Già, non basta aver un dizionario.
Bisogna anche saperlo leggere.
Bruno
Oggi sono considerati sinonimi, ma non proprio è così.
Lo spiega bene il Tommaseo: prigione viene da prigioniero, è il luogo
di detenzione di colpa privata (raramente pubblica), come nemici presi
in battaglia, catturati dai pirati ecc.; il carcere (anticamente la
carcere, ma noi diremmo meglio le carceri per indicare il luogo) erano
il luogo di detenzione di colpa pubblica, cioè dei condannati da un
tribunale o di quelli in attesa di giudizio.
I due termini si possono usare metaforicamente, ma se vi può essere una
"dolce prigione", non ci sarà mai un "dolce carcere" (cioè, secondo
Tommaseo, il carcere è sempre durissimo!).
Le "segrete" (carceri) erano parti delle carceri dove si tenevano i
detenuti in attesa di giudizio o i condannati in isolamento.
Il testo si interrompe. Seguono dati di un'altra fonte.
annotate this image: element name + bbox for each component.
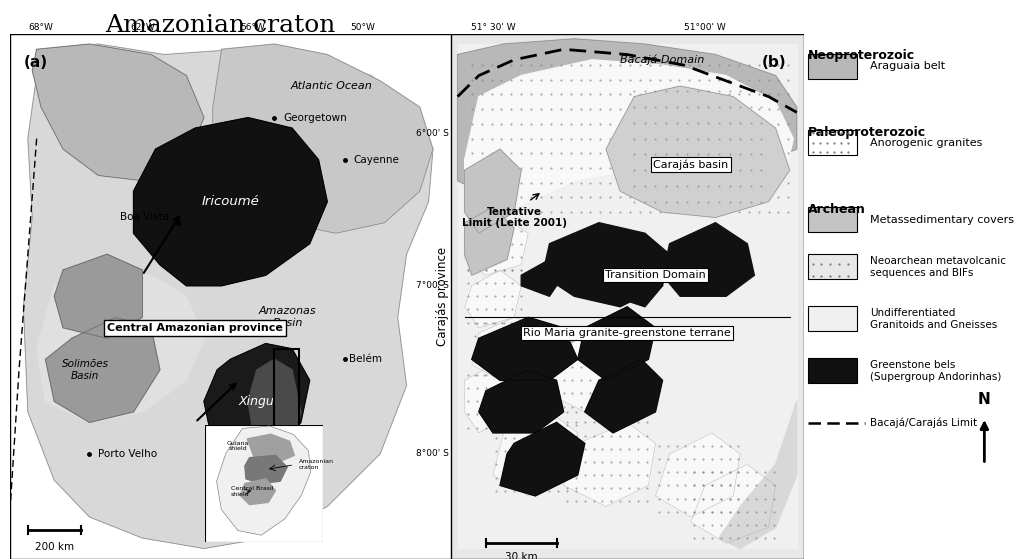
Polygon shape: [213, 44, 433, 233]
Text: 8°00' S: 8°00' S: [416, 449, 449, 458]
Polygon shape: [217, 426, 311, 535]
Polygon shape: [465, 149, 521, 233]
Polygon shape: [563, 423, 655, 506]
Text: 7°00' S: 7°00' S: [416, 281, 449, 290]
Text: Neoproterozoic: Neoproterozoic: [808, 49, 915, 62]
Text: Boa Vista: Boa Vista: [120, 212, 169, 222]
Polygon shape: [54, 254, 142, 338]
Polygon shape: [458, 39, 797, 191]
Text: 30 km: 30 km: [505, 552, 538, 559]
Text: 0°: 0°: [453, 250, 463, 259]
Text: Amazonian
craton: Amazonian craton: [299, 459, 334, 470]
Text: 51°00' W: 51°00' W: [684, 23, 726, 32]
Polygon shape: [691, 465, 775, 543]
Polygon shape: [655, 433, 740, 517]
Text: 8°S: 8°S: [453, 481, 469, 490]
Polygon shape: [37, 265, 204, 423]
Polygon shape: [465, 60, 794, 217]
Polygon shape: [24, 44, 433, 548]
Text: Iricoumé: Iricoumé: [202, 195, 259, 208]
Text: (a): (a): [24, 55, 47, 69]
Text: 51° 30' W: 51° 30' W: [471, 23, 515, 32]
Text: Paleoproterozoic: Paleoproterozoic: [808, 126, 927, 139]
Text: Carajás province: Carajás province: [436, 247, 449, 346]
Polygon shape: [663, 222, 755, 296]
Text: Solimões
Basin: Solimões Basin: [61, 359, 109, 381]
Text: 56°W: 56°W: [240, 23, 265, 32]
Text: Guiana
shield: Guiana shield: [226, 440, 249, 451]
Polygon shape: [240, 479, 275, 505]
Polygon shape: [465, 364, 514, 433]
Polygon shape: [247, 434, 294, 462]
Text: Metassedimentary covers: Metassedimentary covers: [870, 215, 1014, 225]
Polygon shape: [45, 318, 160, 423]
Polygon shape: [33, 44, 204, 181]
Polygon shape: [543, 328, 634, 412]
Text: Neoarchean metavolcanic
sequences and BIFs: Neoarchean metavolcanic sequences and BI…: [870, 256, 1006, 278]
Text: Undifferentiated
Granitoids and Gneisses: Undifferentiated Granitoids and Gneisses: [870, 308, 997, 330]
Polygon shape: [578, 307, 655, 380]
Text: Carajás basin: Carajás basin: [653, 160, 728, 170]
Text: Central Brasil
shield: Central Brasil shield: [230, 486, 273, 497]
Text: Central Amazonian province: Central Amazonian province: [108, 323, 283, 333]
Polygon shape: [606, 86, 790, 217]
Text: Xingu: Xingu: [239, 395, 274, 408]
Bar: [808, 54, 857, 79]
Polygon shape: [465, 270, 521, 328]
Polygon shape: [585, 359, 663, 433]
Text: Tentative
Limit (Leite 2001): Tentative Limit (Leite 2001): [462, 207, 566, 228]
Polygon shape: [248, 359, 301, 496]
Text: Bacajá/Carajás Limit: Bacajá/Carajás Limit: [870, 418, 977, 428]
Bar: [808, 306, 857, 331]
Text: Atlantic Ocean: Atlantic Ocean: [291, 81, 373, 91]
Bar: [808, 207, 857, 232]
Polygon shape: [245, 456, 287, 484]
Polygon shape: [493, 412, 578, 496]
Bar: [808, 130, 857, 155]
Polygon shape: [465, 207, 514, 275]
Text: Porto Velho: Porto Velho: [98, 449, 158, 459]
Text: Araguaia belt: Araguaia belt: [870, 61, 945, 71]
Bar: [274, 349, 299, 465]
Text: Manaus: Manaus: [186, 323, 226, 333]
Text: Anorogenic granites: Anorogenic granites: [870, 138, 982, 148]
Polygon shape: [204, 344, 309, 465]
Polygon shape: [521, 259, 563, 296]
Text: Archean: Archean: [808, 203, 866, 216]
Text: 50°W: 50°W: [350, 23, 375, 32]
Text: N: N: [978, 392, 991, 406]
Polygon shape: [133, 117, 328, 286]
Text: (b): (b): [762, 55, 786, 69]
Polygon shape: [500, 423, 585, 496]
Text: Rio Maria granite-greenstone terrane: Rio Maria granite-greenstone terrane: [523, 328, 731, 338]
Text: Amazonas
Basin: Amazonas Basin: [259, 306, 316, 328]
Text: Cayenne: Cayenne: [353, 155, 399, 165]
Text: Georgetown: Georgetown: [284, 112, 347, 122]
Polygon shape: [719, 401, 797, 548]
Text: Greenstone bels
(Supergroup Andorinhas): Greenstone bels (Supergroup Andorinhas): [870, 360, 1001, 382]
Text: 4°N: 4°N: [453, 134, 470, 143]
Polygon shape: [543, 222, 670, 307]
Text: Bacajá Domain: Bacajá Domain: [621, 55, 705, 65]
Text: 68°W: 68°W: [29, 23, 53, 32]
Text: 6°00' S: 6°00' S: [416, 129, 449, 138]
Polygon shape: [472, 318, 578, 380]
Text: Transition Domain: Transition Domain: [605, 270, 706, 280]
Polygon shape: [465, 217, 528, 275]
Text: 4°S: 4°S: [453, 366, 469, 375]
Polygon shape: [613, 265, 663, 307]
Polygon shape: [472, 318, 543, 380]
Text: Amazonian craton: Amazonian craton: [105, 14, 335, 37]
Text: 200 km: 200 km: [35, 542, 74, 552]
Text: 62°W: 62°W: [130, 23, 155, 32]
Bar: [808, 358, 857, 383]
Polygon shape: [479, 370, 563, 433]
Bar: [808, 254, 857, 280]
Text: Belém: Belém: [349, 354, 382, 364]
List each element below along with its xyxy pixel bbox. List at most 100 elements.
Le "pubbliche", invece, erano le parti dove i detenuti potevano parlare
tra loro e con i visitatori. Dalle pubbliche si poteva uscire con
speciali permessi, ad esempio per lavorare. Dalle segrete mai.
La galera era riservata alle pene più infamanti e obbligava al lavoro,
prima al remo, poi a lavori pubblici che in Francia, e in seguito anche
in Italia, si chiamarono lavori forzati.
k
Presumo che Mimmo volesse conoscere la (sola) situazione attuale.
Commenti molto utili. Grazie a te e agli altri che hanno partecipato
al dialogo.
Ecco. Mi riferivo a quelle piccole sfumature. Sembra anche a me che
prigione sia un termine meno aspro.
L'unica differenza che ci vedo è che prigione è un luogo,
carcere può essere un luogo ovvero una modalità.
Si è normalmente condannati a sei anni di carcere o (raramente) a sei
anni di prigionia ma non a sei anni di prigione.
La pena poi si sconta nel carcere (o nella prigione) di Forlì.
Bruno
Domanda banale: perchè "Le mie prigioni" suona bene,
almeno a me, e "Le mie carceri" no?
Perchè, credo, carcere solitamente sta a significare
il "luogo" intero. Insomma, lo vedo prevalentemente
come contenitore "allargato", mentre con "prigione" l'immaginazione
va a qualcuno dietro le sbarre... Almeno nel mio immaginario.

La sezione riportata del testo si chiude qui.